Vendredi soir, devant le Bataclan. Photo Laurent Troude
Déjà sur place après l’attaque de l’Hyper Cacher en janvier, Léa a été, vendredi, l’un des premiers agents à se rendre à la Belle Equipe, dans le XIe arrondissement.
«Quand certains disent "les policiers, ils sont blindés", c’est des bêtises»
Déjà sur place après l’attaque de l’Hyper Cacher en janvier, Léa a été, vendredi, l’un des premiers agents à se rendre à la Belle Equipe, dans le XIe arrondissement.
«Quand certains disent "les policiers, ils sont blindés", c’est des bêtises»
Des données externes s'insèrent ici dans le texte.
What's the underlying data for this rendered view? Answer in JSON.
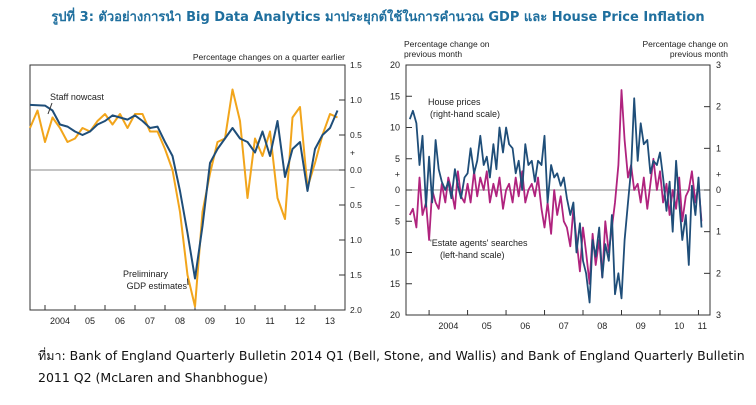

Léa (1), la cinquantaine, est policière dans l’Est parisien.
Elle fait partie des premiers agents de la force publique à être arrivés à la Belle Equipe.
«Vendredi soir, j’étais au commissariat, en train de taper un rapport.
J’apprends qu’il y a des coups de feu dans le Xe arrondissement.
Je fonce.
Dans la voiture, la radio annonce des tirs dans le XIe, rue de Charonne.
J’ai vécu seize ans tout près, je connais le quartier et ses habitants par cœur.
En arrivant, je vois des gens taper dans les poubelles.
Je pense : "Mais qu’est-ce qui leur arrive ? N’importe quoi…"
Je suis à mille lieux d’imaginer.
Je crois juste à une bagarre.
J’arrive sur place, ma voiture s’arrête devant le bar la Belle Equipe.
Je descends.
Et là, la sidération.
Pendant deux ou trois secondes, je suis là, je vois la scène, mais mon cerveau ne veut pas voir.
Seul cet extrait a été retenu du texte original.